If you are graduating from high school and have been accepted into the university of your choice, you're probably on cloud nine. You're ready to move forward in your life and to begin living independently. You want to be successful and to have a great career.
Your plans might be wasted if you commit a crime, however. A conviction can actually result in a college rescinding its offer to attend their institution. Even if it doesn't rescind its offer, it may take away scholarships. Criminal convictions also sometimes limit your access to federal funds for loans and support throughout school.
There are stories about people who have gotten accepted into Ivy League schools only to find out that the offer was rescinded because of their pasts. For example, a woman, 20, was accepted into Harvard University. The university changed its mind when it discovered that she had killed her 4-year-old child. She was able to go on to another college, but it was not the prestigious school she expected to attend.
Yes, schools can deny entry based on criminal acts
You might think that schools shouldn't be able to look into your past criminal record to make decisions today, but they can and do. Every case is individual, and certain crimes might not be as serious in the eyes of the university.
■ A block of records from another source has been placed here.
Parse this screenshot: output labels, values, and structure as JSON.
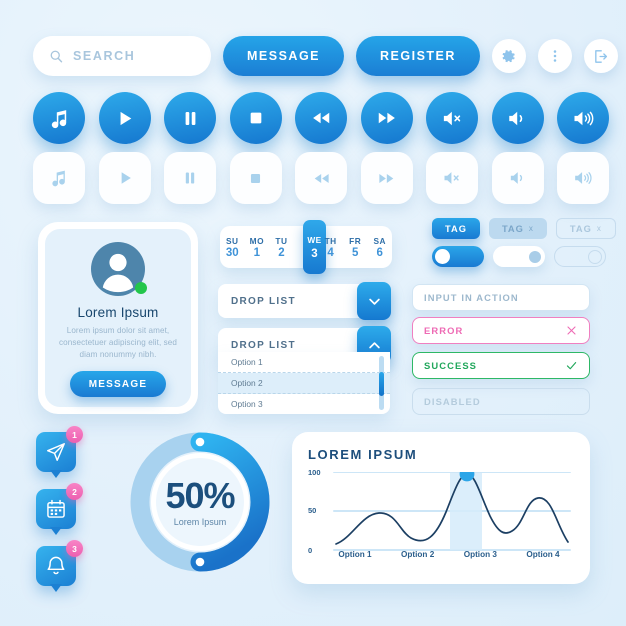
{
  "search": {
    "placeholder": "SEARCH",
    "icon": "search-icon"
  },
  "top_buttons": [
    {
      "label": "MESSAGE",
      "name": "message-button"
    },
    {
      "label": "REGISTER",
      "name": "register-button"
    }
  ],
  "top_icons": [
    {
      "name": "gear-icon",
      "label": "settings"
    },
    {
      "name": "kebab-menu-icon",
      "label": "more options"
    },
    {
      "name": "logout-icon",
      "label": "logout"
    }
  ],
  "media_buttons": [
    {
      "name": "music-note-icon",
      "label": "music"
    },
    {
      "name": "play-icon",
      "label": "play"
    },
    {
      "name": "pause-icon",
      "label": "pause"
    },
    {
      "name": "stop-icon",
      "label": "stop"
    },
    {
      "name": "rewind-icon",
      "label": "rewind"
    },
    {
      "name": "fast-forward-icon",
      "label": "fast forward"
    },
    {
      "name": "volume-mute-icon",
      "label": "mute"
    },
    {
      "name": "volume-low-icon",
      "label": "volume low"
    },
    {
      "name": "volume-high-icon",
      "label": "volume high"
    }
  ],
  "profile": {
    "name": "Lorem Ipsum",
    "description": "Lorem ipsum dolor sit amet, consectetuer adipiscing elit, sed diam nonummy nibh.",
    "button_label": "MESSAGE",
    "status": "online"
  },
  "calendar": {
    "days": [
      {
        "dow": "SU",
        "num": "30",
        "selected": false
      },
      {
        "dow": "MO",
        "num": "1",
        "selected": false
      },
      {
        "dow": "TU",
        "num": "2",
        "selected": false
      },
      {
        "dow": "WE",
        "num": "3",
        "selected": true
      },
      {
        "dow": "TH",
        "num": "4",
        "selected": false
      },
      {
        "dow": "FR",
        "num": "5",
        "selected": false
      },
      {
        "dow": "SA",
        "num": "6",
        "selected": false
      }
    ]
  },
  "tags": [
    {
      "label": "TAG",
      "state": "active",
      "closable": false
    },
    {
      "label": "TAG",
      "state": "soft",
      "closable": true,
      "close": "x"
    },
    {
      "label": "TAG",
      "state": "disabled",
      "closable": true,
      "close": "x"
    }
  ],
  "toggles": [
    {
      "name": "toggle-on",
      "state": "on"
    },
    {
      "name": "toggle-off",
      "state": "off"
    },
    {
      "name": "toggle-disabled",
      "state": "disabled"
    }
  ],
  "dropdowns": {
    "closed": {
      "label": "DROP LIST",
      "arrow": "chevron-down-icon"
    },
    "open": {
      "label": "DROP LIST",
      "arrow": "chevron-up-icon"
    },
    "options": [
      {
        "label": "Option 1",
        "highlighted": false
      },
      {
        "label": "Option 2",
        "highlighted": true
      },
      {
        "label": "Option 3",
        "highlighted": false
      }
    ]
  },
  "inputs": [
    {
      "name": "input-in-action",
      "value": "INPUT IN ACTION",
      "state": "active",
      "icon": "",
      "color": "#9db8cd"
    },
    {
      "name": "input-error",
      "value": "ERROR",
      "state": "error",
      "icon": "close-icon",
      "color": "#ee6ab4"
    },
    {
      "name": "input-success",
      "value": "SUCCESS",
      "state": "success",
      "icon": "check-icon",
      "color": "#21a75b"
    },
    {
      "name": "input-disabled",
      "value": "DISABLED",
      "state": "disabled",
      "icon": "",
      "color": "#b4cbdc"
    }
  ],
  "notifications": [
    {
      "name": "send-icon",
      "badge": "1"
    },
    {
      "name": "calendar-icon",
      "badge": "2"
    },
    {
      "name": "bell-icon",
      "badge": "3"
    }
  ],
  "donut": {
    "percent": "50%",
    "value": 50,
    "caption": "Lorem Ipsum"
  },
  "colors": {
    "background": "#e6f3fc",
    "accent_light": "#2eaaea",
    "accent_dark": "#1577cf",
    "error": "#ee6ab4",
    "success": "#21a75b",
    "badge": "#ed5fb0",
    "online": "#23c64b",
    "text_dark": "#1c4f7d"
  },
  "chart_data": {
    "type": "line",
    "title": "LOREM IPSUM",
    "categories": [
      "Option 1",
      "Option 2",
      "Option 3",
      "Option 4"
    ],
    "values": [
      48,
      17,
      100,
      68
    ],
    "highlight_category": "Option 3",
    "highlight_value": 100,
    "yticks": [
      0,
      50,
      100
    ],
    "ylim": [
      0,
      110
    ],
    "xlabel": "",
    "ylabel": "",
    "grid": true,
    "legend": "none",
    "marker_point": {
      "x": "Option 3",
      "y": 100
    }
  }
}
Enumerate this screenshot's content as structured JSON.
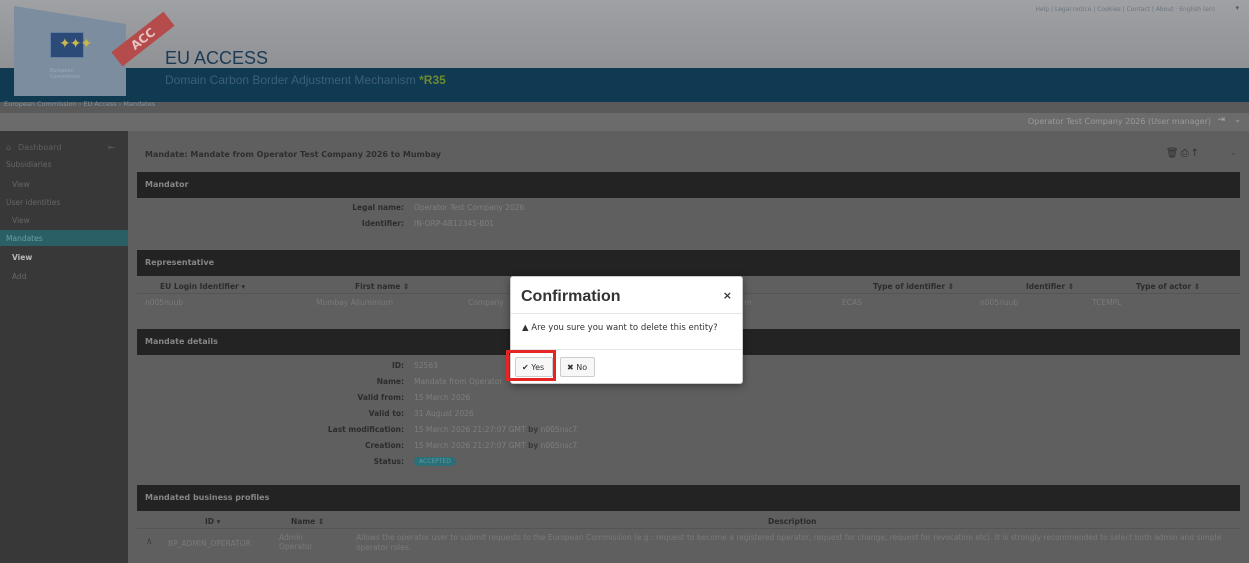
{
  "header": {
    "title": "EU ACCESS",
    "subtitle": "Domain Carbon Border Adjustment Mechanism",
    "release": "*R35",
    "logo_caption": "European Commission",
    "ribbon": "ACC",
    "top_links": "Help | Legal notice | Cookies | Contact | About · English (en)",
    "breadcrumb": "European Commission › EU Access › Mandates"
  },
  "userbar": {
    "user_label": "Operator Test Company 2026 (User manager)"
  },
  "sidebar": {
    "home_label": "Dashboard",
    "items": [
      {
        "label": "Subsidiaries"
      },
      {
        "label": "View"
      },
      {
        "label": "User identities"
      },
      {
        "label": "View"
      },
      {
        "label": "Mandates"
      },
      {
        "label": "View"
      },
      {
        "label": "Add"
      }
    ]
  },
  "page": {
    "title": "Mandate: Mandate from Operator Test Company 2026 to Mumbay"
  },
  "mandator": {
    "heading": "Mandator",
    "legal_name_label": "Legal name:",
    "legal_name": "Operator Test Company 2026",
    "identifier_label": "Identifier:",
    "identifier": "IN-ORP-AB12345-B01"
  },
  "representative": {
    "heading": "Representative",
    "columns": [
      "EU Login Identifier ▾",
      "First name ⇕",
      "Type of identifier ⇕",
      "Identifier ⇕",
      "Type of actor ⇕"
    ],
    "row": {
      "login": "n005nuub",
      "first_name": "Mumbay Alluminium",
      "company_partial": "Company",
      "partial": "m",
      "type_identifier": "ECAS",
      "identifier": "n005nuub",
      "type_actor": "TCEMPL"
    }
  },
  "mandate_details": {
    "heading": "Mandate details",
    "rows": [
      {
        "label": "ID:",
        "value": "52563"
      },
      {
        "label": "Name:",
        "value": "Mandate from Operator"
      },
      {
        "label": "Valid from:",
        "value": "15 March 2026"
      },
      {
        "label": "Valid to:",
        "value": "31 August 2026"
      },
      {
        "label": "Last modification:",
        "value": "15 March 2026 21:27:07 GMT",
        "by": "by",
        "user": "n005nsc7"
      },
      {
        "label": "Creation:",
        "value": "15 March 2026 21:27:07 GMT",
        "by": "by",
        "user": "n005nsc7"
      },
      {
        "label": "Status:",
        "badge": "ACCEPTED"
      }
    ]
  },
  "profiles": {
    "heading": "Mandated business profiles",
    "columns": [
      "ID ▾",
      "Name ⇕",
      "Description"
    ],
    "row": {
      "id": "BP_ADMIN_OPERATOR",
      "name": "Admin Operator",
      "description": "Allows the operator user to submit requests to the European Commission (e.g.: request to become a registered operator, request for change, request for revocation etc). It is strongly recommended to select both admin and simple operator roles."
    }
  },
  "dialog": {
    "title": "Confirmation",
    "close": "×",
    "message": "Are you sure you want to delete this entity?",
    "yes_label": "Yes",
    "no_label": "No"
  },
  "icons": {
    "warning": "warning-icon",
    "check": "check-icon",
    "times": "times-icon",
    "home": "home-icon",
    "trash": "trash-icon",
    "print": "print-icon",
    "arrow_up": "arrow-up-icon",
    "logout": "logout-icon"
  },
  "colors": {
    "highlight": "#e52424",
    "header_band": "#0f3a52",
    "status_badge": "#2b6f78"
  }
}
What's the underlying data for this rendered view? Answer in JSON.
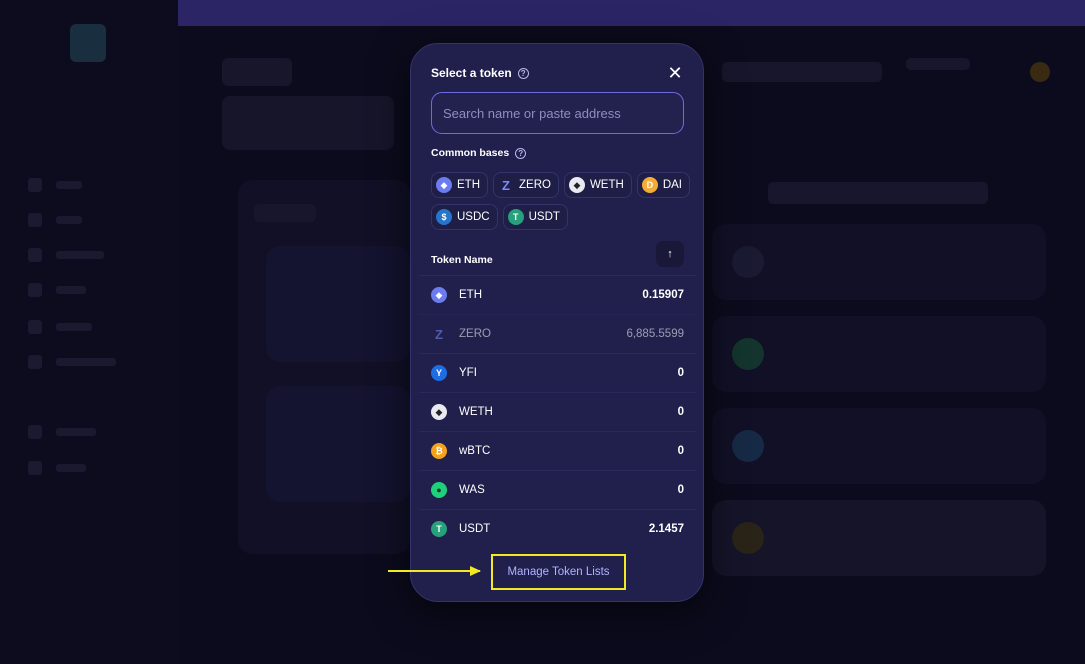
{
  "modal": {
    "title": "Select a token",
    "close_glyph": "✕",
    "help_glyph": "?",
    "search_placeholder": "Search name or paste address",
    "search_value": "",
    "common_bases_label": "Common bases",
    "common_bases": [
      {
        "symbol": "ETH",
        "icon": "eth-icon"
      },
      {
        "symbol": "ZERO",
        "icon": "zero-icon"
      },
      {
        "symbol": "WETH",
        "icon": "weth-icon"
      },
      {
        "symbol": "DAI",
        "icon": "dai-icon"
      },
      {
        "symbol": "USDC",
        "icon": "usdc-icon"
      },
      {
        "symbol": "USDT",
        "icon": "usdt-icon"
      }
    ],
    "token_name_header": "Token Name",
    "sort_glyph": "↑",
    "tokens": [
      {
        "symbol": "ETH",
        "balance": "0.15907",
        "icon": "eth-icon"
      },
      {
        "symbol": "ZERO",
        "balance": "6,885.5599",
        "icon": "zero-icon"
      },
      {
        "symbol": "YFI",
        "balance": "0",
        "icon": "yfi-icon"
      },
      {
        "symbol": "WETH",
        "balance": "0",
        "icon": "weth-icon"
      },
      {
        "symbol": "wBTC",
        "balance": "0",
        "icon": "wbtc-icon"
      },
      {
        "symbol": "WAS",
        "balance": "0",
        "icon": "was-icon"
      },
      {
        "symbol": "USDT",
        "balance": "2.1457",
        "icon": "usdt-icon"
      }
    ],
    "manage_link": "Manage Token Lists"
  },
  "colors": {
    "modal_bg": "#21204c",
    "accent_border": "#6d6be0",
    "highlight": "#f2e824",
    "link": "#b0b4ff"
  }
}
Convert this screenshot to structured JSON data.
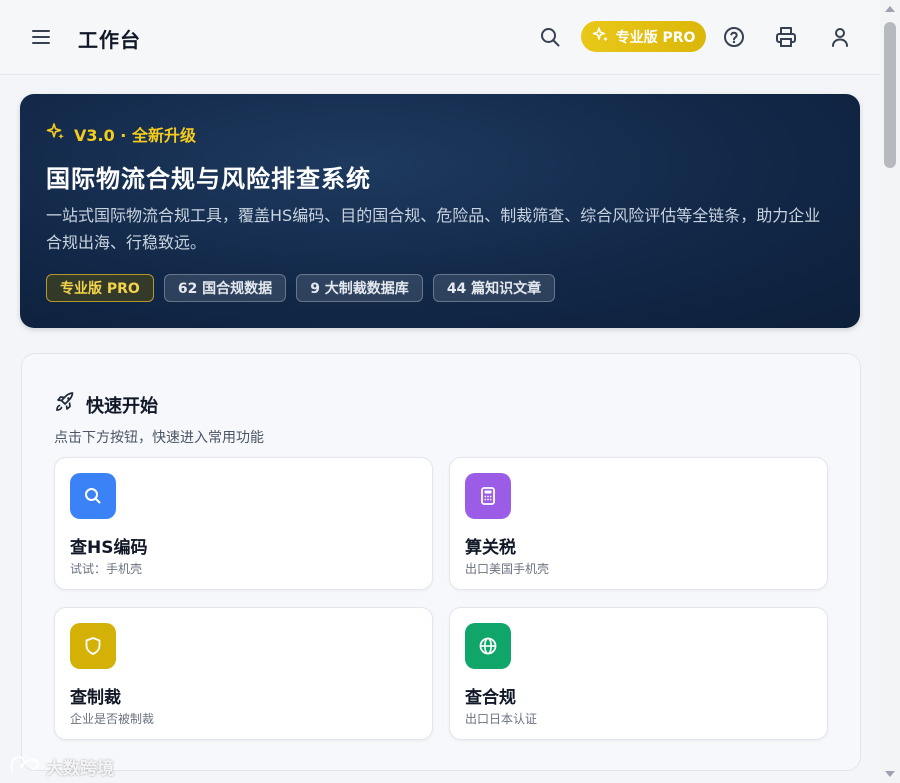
{
  "header": {
    "title": "工作台",
    "pro_button_label": "专业版 PRO",
    "icons": [
      "menu-icon",
      "search-icon",
      "help-icon",
      "print-icon",
      "user-icon"
    ]
  },
  "hero": {
    "badge": "V3.0 · 全新升级",
    "title": "国际物流合规与风险排查系统",
    "description": "一站式国际物流合规工具，覆盖HS编码、目的国合规、危险品、制裁筛查、综合风险评估等全链条，助力企业合规出海、行稳致远。",
    "tags": [
      "专业版 PRO",
      "62 国合规数据",
      "9 大制裁数据库",
      "44 篇知识文章"
    ]
  },
  "quick_start": {
    "title": "快速开始",
    "subtitle": "点击下方按钮，快速进入常用功能",
    "cards": [
      {
        "title": "查HS编码",
        "subtitle": "试试：手机壳",
        "icon": "search-icon",
        "color": "#3b82f6"
      },
      {
        "title": "算关税",
        "subtitle": "出口美国手机壳",
        "icon": "calculator-icon",
        "color": "#9b5de5"
      },
      {
        "title": "查制裁",
        "subtitle": "企业是否被制裁",
        "icon": "shield-icon",
        "color": "#d4b106"
      },
      {
        "title": "查合规",
        "subtitle": "出口日本认证",
        "icon": "globe-icon",
        "color": "#10a66a"
      }
    ]
  },
  "watermark": "大数跨境",
  "colors": {
    "accent": "#e2c011",
    "hero_bg": "#122848"
  }
}
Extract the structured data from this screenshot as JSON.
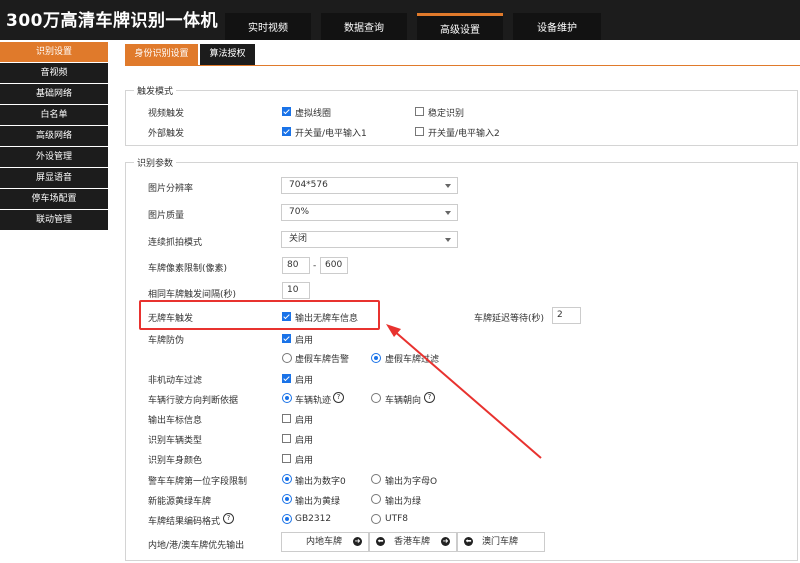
{
  "header": {
    "title": "300万高清车牌识别一体机",
    "nav": [
      "实时视频",
      "数据查询",
      "高级设置",
      "设备维护"
    ],
    "active_nav": "高级设置"
  },
  "sidebar": {
    "items": [
      "识别设置",
      "音视频",
      "基础网络",
      "白名单",
      "高级网络",
      "外设管理",
      "屏显语音",
      "停车场配置",
      "联动管理"
    ],
    "active": "识别设置"
  },
  "subtabs": [
    "身份识别设置",
    "算法授权"
  ],
  "trigger_mode": {
    "title": "触发模式",
    "video_trigger_label": "视频触发",
    "virtual_coil_label": "虚拟线圈",
    "virtual_coil_checked": true,
    "stable_recog_label": "稳定识别",
    "stable_recog_checked": false,
    "external_trigger_label": "外部触发",
    "switch_input1_label": "开关量/电平输入1",
    "switch_input1_checked": true,
    "switch_input2_label": "开关量/电平输入2",
    "switch_input2_checked": false
  },
  "recog_params": {
    "title": "识别参数",
    "resolution_label": "图片分辨率",
    "resolution_value": "704*576",
    "quality_label": "图片质量",
    "quality_value": "70%",
    "burst_label": "连续抓拍模式",
    "burst_value": "关闭",
    "pixel_limit_label": "车牌像素限制(像素)",
    "pixel_min": "80",
    "pixel_sep": "-",
    "pixel_max": "600",
    "same_plate_label": "相同车牌触发间隔(秒)",
    "same_plate_value": "10",
    "no_plate_trigger_label": "无牌车触发",
    "no_plate_output_label": "输出无牌车信息",
    "no_plate_output_checked": true,
    "plate_delay_label": "车牌延迟等待(秒)",
    "plate_delay_value": "2",
    "anti_fake_label": "车牌防伪",
    "enable_label": "启用",
    "anti_fake_checked": true,
    "fake_alarm_label": "虚假车牌告警",
    "fake_filter_label": "虚假车牌过滤",
    "non_motor_filter_label": "非机动车过滤",
    "non_motor_checked": true,
    "direction_label": "车辆行驶方向判断依据",
    "direction_track_label": "车辆轨迹",
    "direction_heading_label": "车辆朝向",
    "output_logo_label": "输出车标信息",
    "recog_type_label": "识别车辆类型",
    "recog_color_label": "识别车身颜色",
    "police_first_label": "警车车牌第一位字段限制",
    "output_digit_label": "输出为数字0",
    "output_letter_label": "输出为字母O",
    "new_energy_label": "新能源黄绿车牌",
    "output_yellowgreen_label": "输出为黄绿",
    "output_green_label": "输出为绿",
    "encoding_label": "车牌结果编码格式",
    "enc_gb_label": "GB2312",
    "enc_utf_label": "UTF8",
    "priority_label": "内地/港/澳车牌优先输出",
    "priority_mainland": "内地车牌",
    "priority_hk": "香港车牌",
    "priority_macau": "澳门车牌"
  },
  "colors": {
    "accent": "#e07a2b",
    "header_bg": "#1c1c1c",
    "check_blue": "#1a73e8",
    "highlight_red": "#e8322f"
  },
  "icons": [
    "help-circle-icon",
    "arrow-right-icon",
    "arrow-left-icon",
    "caret-down-icon"
  ]
}
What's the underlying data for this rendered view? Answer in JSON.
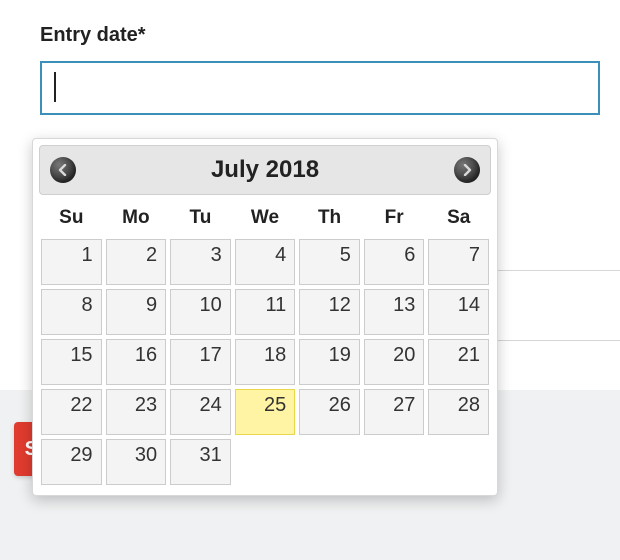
{
  "field": {
    "label": "Entry date*",
    "value": "",
    "placeholder": ""
  },
  "calendar": {
    "month_year": "July 2018",
    "days_of_week": [
      "Su",
      "Mo",
      "Tu",
      "We",
      "Th",
      "Fr",
      "Sa"
    ],
    "blanks_before": 0,
    "days": [
      1,
      2,
      3,
      4,
      5,
      6,
      7,
      8,
      9,
      10,
      11,
      12,
      13,
      14,
      15,
      16,
      17,
      18,
      19,
      20,
      21,
      22,
      23,
      24,
      25,
      26,
      27,
      28,
      29,
      30,
      31
    ],
    "today": 25
  },
  "submit_fragment": "S"
}
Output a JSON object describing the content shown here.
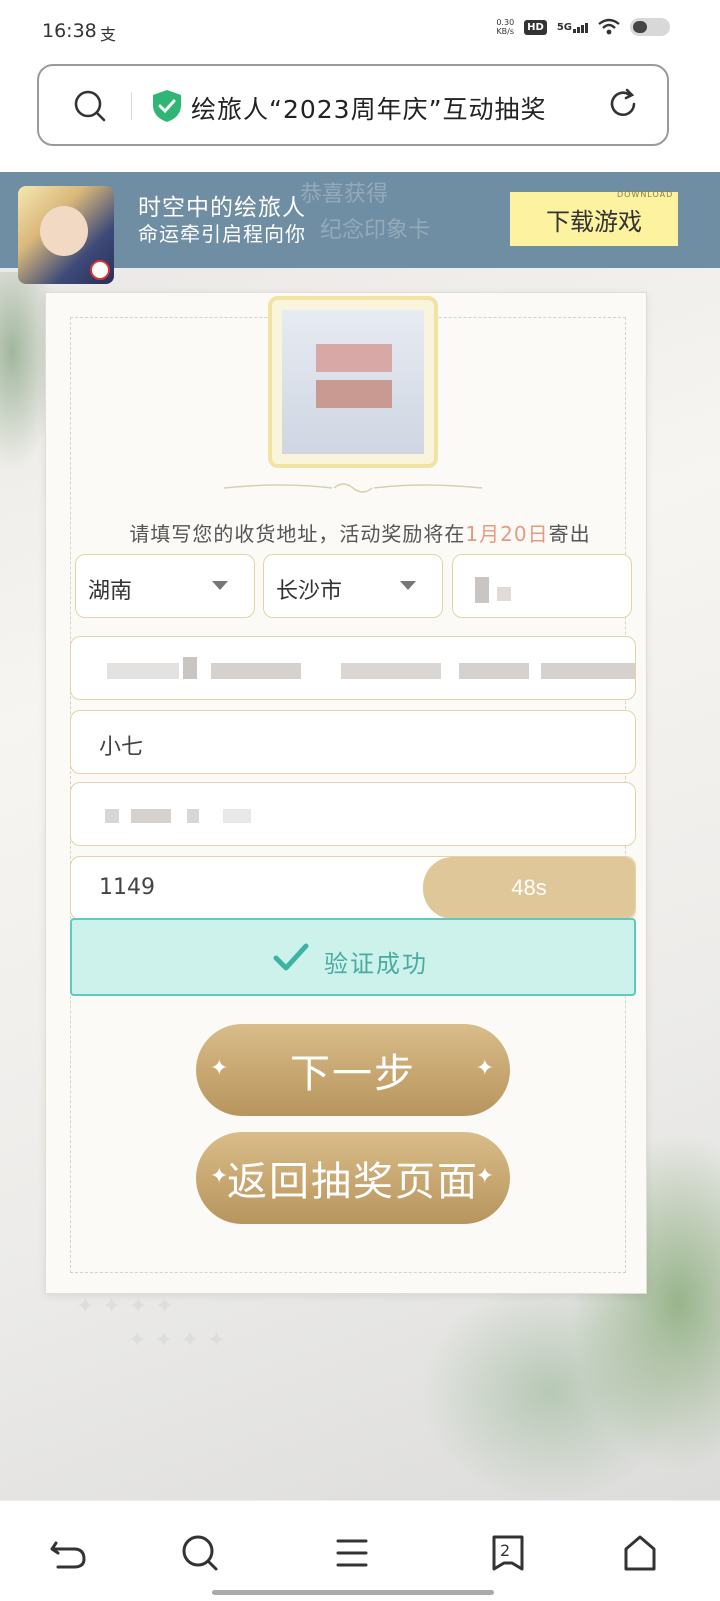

However, many people struggle to enter into college with as little as a DUI on their record.
A 2012 study from the American Academy of Pediatrics calculated that around one in three people would have an arrest on their records by the age of 23. This could mean that people entering into colleges or those who are already enrolled risk being cut off from scholarship funds, federal financial aid and other support.
The State University of New York showed, in a 2015 study, that two-thirds of applicants who had criminal backgrounds did not complete the admissions process. Around 21 percent with no record failed to complete the application process. This is a stark comparison of how a single criminal offense can hinder people from going on to better themselves through education.
American educators and the court system must find a remedy for this troubling statistic. Getting more education is directly linked to a reduction in crimes, but not allowing people with a past record to enter into schools hinders such a goal. Sealing a criminal record is one way to help individuals move on after their time has been served.